Ok, Ive done more debugging, and some learning about TLS (the GNUTLS library, specificly). Gaim is waiting for a reply from a closed socket connection. Im not yet ready to say whos fault that is (Wildfire? Java? Gaim? GnuTLS?)
In the Gaim backtrace, we are getting hung up on the gnutls library call to gnutls_bye(…), which has the following documentation:
/**
-
gnutls_bye - This function terminates the current TLS/SSL connection.
-
@session: is a &gnutls_session structure.
-
@how: is an integer
-
Terminates the current TLS/SSL connection. The connection should
-
have been initiated using gnutls_handshake().
-
@how should be one of GNUTLS_SHUT_RDWR, GNUTLS_SHUT_WR.
-
In case of GNUTLS_SHUT_RDWR then the TLS connection gets terminated and
-
further receives and sends will be disallowed. If the return
-
value is zero you may continue using the connection.
-
GNUTLS_SHUT_RDWR actually sends an alert containing a close request
-
and waits for the peer to reply with the same message.
-
In case of GNUTLS_SHUT_WR then the TLS connection gets terminated and
-
further sends will be disallowed. In order to reuse the connection
-
you should wait for an EOF from the peer.
-
GNUTLS_SHUT_WR sends an alert containing a close request.
-
This function may also return GNUTLS_E_AGAIN or GNUTLS_E_INTERRUPTED; cf.
-
gnutls_record_get_direction().
**/
/code
This seemed interesting, so I did some debugging of the session itself. Here is an ssldump of a normal SSL connection closing:
1 12 14.2167 (0.0007) S>CV3.0(32) application_data
1 13 14.2167 (0.0000) S>CV3.0(32) application_data
1 14 30.6220 (16.4052) C>SV3.0(32) Alert
1 15 30.6224 (0.0004) S>CV3.0(32) Alert
1 30.6244 (0.0020) S>C TCP FIN
1 30.6250 (0.0005) C>S TCP FIN
/code
Notice than an alert gets sent from the client to the server, then from the server to the client, THEN the connection gets closed.

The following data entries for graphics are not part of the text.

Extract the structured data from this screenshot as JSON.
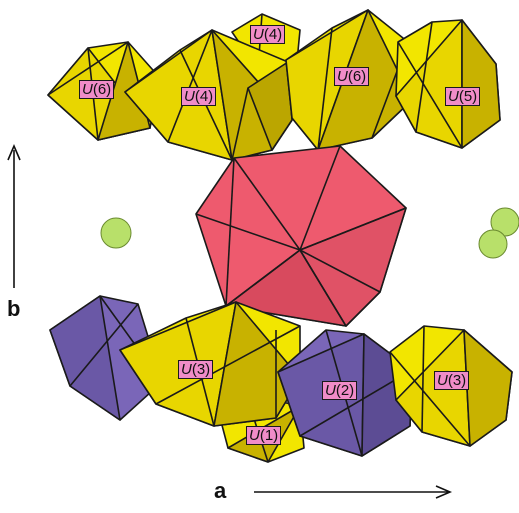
{
  "labels": {
    "u6_left": {
      "letter": "U",
      "index": "(6)"
    },
    "u4_upper": {
      "letter": "U",
      "index": "(4)"
    },
    "u4_mid": {
      "letter": "U",
      "index": "(4)"
    },
    "u6_right": {
      "letter": "U",
      "index": "(6)"
    },
    "u5": {
      "letter": "U",
      "index": "(5)"
    },
    "u3_left": {
      "letter": "U",
      "index": "(3)"
    },
    "u2": {
      "letter": "U",
      "index": "(2)"
    },
    "u3_right": {
      "letter": "U",
      "index": "(3)"
    },
    "u1": {
      "letter": "U",
      "index": "(1)"
    }
  },
  "axes": {
    "b": "b",
    "a": "a"
  },
  "colors": {
    "uranyl_yellow": "#f2e600",
    "uranyl_shadow": "#c8b200",
    "central_red": "#ee5a6e",
    "purple": "#7a66b8",
    "sphere_green": "#b8e06a",
    "label_pink": "#f08cc8"
  }
}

Now, here it is with Gaim and Wildfire:
1 30 1.4051 (0.0008) S>CV3.1(288) application_data
1 31 5.5092 (4.1041) C>SV3.1(320) application_data
1 32 5.5098 (0.0005) C>SV3.1(176) application_data
1 33 5.5098 (0.0000) C>SV3.1(96) Alert
/code
The client sends its Alert, then nothing. The client is waiting for a reply. Now, Gaim shouldnt wait forever, thats bad. I dont know if thats Gaim or GnuTLS, but the client should be able to tollerate this. On the server side, however, Wildfire should be completing this conversation.

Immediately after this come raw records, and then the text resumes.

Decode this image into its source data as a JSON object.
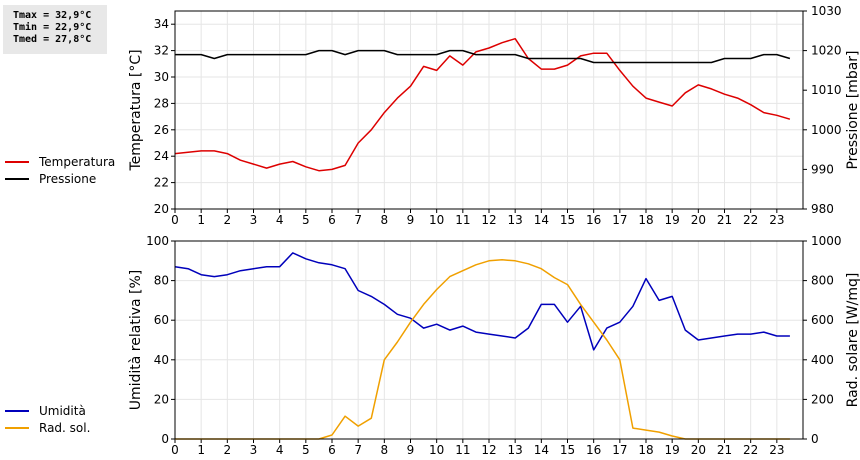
{
  "stats": {
    "tmax": "Tmax = 32,9°C",
    "tmin": "Tmin = 22,9°C",
    "tmed": "Tmed = 27,8°C"
  },
  "colors": {
    "temperature": "#dd0000",
    "pressure": "#000000",
    "humidity": "#0000bb",
    "radiation": "#f0a000",
    "grid": "#e6e6e6"
  },
  "legend_top": [
    {
      "label": "Temperatura",
      "color": "#dd0000"
    },
    {
      "label": "Pressione",
      "color": "#000000"
    }
  ],
  "legend_bottom": [
    {
      "label": "Umidità",
      "color": "#0000bb"
    },
    {
      "label": "Rad. sol.",
      "color": "#f0a000"
    }
  ],
  "chart_data": [
    {
      "type": "line",
      "title": "",
      "xlabel": "",
      "ylabel": "Temperatura [°C]",
      "y2label": "Pressione [mbar]",
      "xlim": [
        0,
        24
      ],
      "ylim": [
        20,
        35
      ],
      "y2lim": [
        980,
        1030
      ],
      "xticks": [
        "0",
        "1",
        "2",
        "3",
        "4",
        "5",
        "6",
        "7",
        "8",
        "9",
        "10",
        "11",
        "12",
        "13",
        "14",
        "15",
        "16",
        "17",
        "18",
        "19",
        "20",
        "21",
        "22",
        "23"
      ],
      "yticks": [
        "20",
        "22",
        "24",
        "26",
        "28",
        "30",
        "32",
        "34"
      ],
      "y2ticks": [
        "980",
        "990",
        "1000",
        "1010",
        "1020",
        "1030"
      ],
      "grid": true,
      "legend": "left",
      "series": [
        {
          "name": "Temperatura",
          "axis": "left",
          "color": "#dd0000",
          "x": [
            0,
            0.5,
            1,
            1.5,
            2,
            2.5,
            3,
            3.5,
            4,
            4.5,
            5,
            5.5,
            6,
            6.5,
            7,
            7.5,
            8,
            8.5,
            9,
            9.5,
            10,
            10.5,
            11,
            11.5,
            12,
            12.5,
            13,
            13.5,
            14,
            14.5,
            15,
            15.5,
            16,
            16.5,
            17,
            17.5,
            18,
            18.5,
            19,
            19.5,
            20,
            20.5,
            21,
            21.5,
            22,
            22.5,
            23,
            23.5
          ],
          "y": [
            24.2,
            24.3,
            24.4,
            24.4,
            24.2,
            23.7,
            23.4,
            23.1,
            23.4,
            23.6,
            23.2,
            22.9,
            23.0,
            23.3,
            25.0,
            26.0,
            27.3,
            28.4,
            29.3,
            30.8,
            30.5,
            31.6,
            30.9,
            31.9,
            32.2,
            32.6,
            32.9,
            31.4,
            30.6,
            30.6,
            30.9,
            31.6,
            31.8,
            31.8,
            30.5,
            29.3,
            28.4,
            28.1,
            27.8,
            28.8,
            29.4,
            29.1,
            28.7,
            28.4,
            27.9,
            27.3,
            27.1,
            26.8
          ]
        },
        {
          "name": "Pressione",
          "axis": "right",
          "color": "#000000",
          "x": [
            0,
            0.5,
            1,
            1.5,
            2,
            2.5,
            3,
            3.5,
            4,
            4.5,
            5,
            5.5,
            6,
            6.5,
            7,
            7.5,
            8,
            8.5,
            9,
            9.5,
            10,
            10.5,
            11,
            11.5,
            12,
            12.5,
            13,
            13.5,
            14,
            14.5,
            15,
            15.5,
            16,
            16.5,
            17,
            17.5,
            18,
            18.5,
            19,
            19.5,
            20,
            20.5,
            21,
            21.5,
            22,
            22.5,
            23,
            23.5
          ],
          "y": [
            1019,
            1019,
            1019,
            1018,
            1019,
            1019,
            1019,
            1019,
            1019,
            1019,
            1019,
            1020,
            1020,
            1019,
            1020,
            1020,
            1020,
            1019,
            1019,
            1019,
            1019,
            1020,
            1020,
            1019,
            1019,
            1019,
            1019,
            1018,
            1018,
            1018,
            1018,
            1018,
            1017,
            1017,
            1017,
            1017,
            1017,
            1017,
            1017,
            1017,
            1017,
            1017,
            1018,
            1018,
            1018,
            1019,
            1019,
            1018
          ]
        }
      ]
    },
    {
      "type": "line",
      "title": "",
      "xlabel": "",
      "ylabel": "Umidità relativa [%]",
      "y2label": "Rad. solare [W/mq]",
      "xlim": [
        0,
        24
      ],
      "ylim": [
        0,
        100
      ],
      "y2lim": [
        0,
        1000
      ],
      "xticks": [
        "0",
        "1",
        "2",
        "3",
        "4",
        "5",
        "6",
        "7",
        "8",
        "9",
        "10",
        "11",
        "12",
        "13",
        "14",
        "15",
        "16",
        "17",
        "18",
        "19",
        "20",
        "21",
        "22",
        "23"
      ],
      "yticks": [
        "0",
        "20",
        "40",
        "60",
        "80",
        "100"
      ],
      "y2ticks": [
        "0",
        "200",
        "400",
        "600",
        "800",
        "1000"
      ],
      "grid": true,
      "legend": "left",
      "series": [
        {
          "name": "Umidità",
          "axis": "left",
          "color": "#0000bb",
          "x": [
            0,
            0.5,
            1,
            1.5,
            2,
            2.5,
            3,
            3.5,
            4,
            4.5,
            5,
            5.5,
            6,
            6.5,
            7,
            7.5,
            8,
            8.5,
            9,
            9.5,
            10,
            10.5,
            11,
            11.5,
            12,
            12.5,
            13,
            13.5,
            14,
            14.5,
            15,
            15.5,
            16,
            16.5,
            17,
            17.5,
            18,
            18.5,
            19,
            19.5,
            20,
            20.5,
            21,
            21.5,
            22,
            22.5,
            23,
            23.5
          ],
          "y": [
            87,
            86,
            83,
            82,
            83,
            85,
            86,
            87,
            87,
            94,
            91,
            89,
            88,
            86,
            75,
            72,
            68,
            63,
            61,
            56,
            58,
            55,
            57,
            54,
            53,
            52,
            51,
            56,
            68,
            68,
            59,
            67,
            45,
            56,
            59,
            67,
            81,
            70,
            72,
            55,
            50,
            51,
            52,
            53,
            53,
            54,
            52,
            52
          ]
        },
        {
          "name": "Rad. sol.",
          "axis": "right",
          "color": "#f0a000",
          "x": [
            0,
            0.5,
            1,
            1.5,
            2,
            2.5,
            3,
            3.5,
            4,
            4.5,
            5,
            5.5,
            6,
            6.5,
            7,
            7.5,
            8,
            8.5,
            9,
            9.5,
            10,
            10.5,
            11,
            11.5,
            12,
            12.5,
            13,
            13.5,
            14,
            14.5,
            15,
            15.5,
            16,
            16.5,
            17,
            17.5,
            18,
            18.5,
            19,
            19.5,
            20,
            20.5,
            21,
            21.5,
            22,
            22.5,
            23,
            23.5
          ],
          "y": [
            0,
            0,
            0,
            0,
            0,
            0,
            0,
            0,
            0,
            0,
            0,
            0,
            20,
            115,
            65,
            105,
            400,
            490,
            590,
            680,
            755,
            820,
            850,
            880,
            900,
            905,
            900,
            885,
            860,
            815,
            780,
            680,
            590,
            500,
            400,
            55,
            45,
            35,
            15,
            0,
            0,
            0,
            0,
            0,
            0,
            0,
            0,
            0
          ]
        }
      ]
    }
  ]
}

In the course of debugging this, I also noticed that if you fire up two Gaim clients, connect with one, then try to disconnect (gaim hangs), then connect with the other the “hung” client cleans itself up. No network traffic from the hung client, just the new session from the second client. The second client dosnt have to be gaim, and dosnt have to have the same resource, just any new connection for the same JID it seems.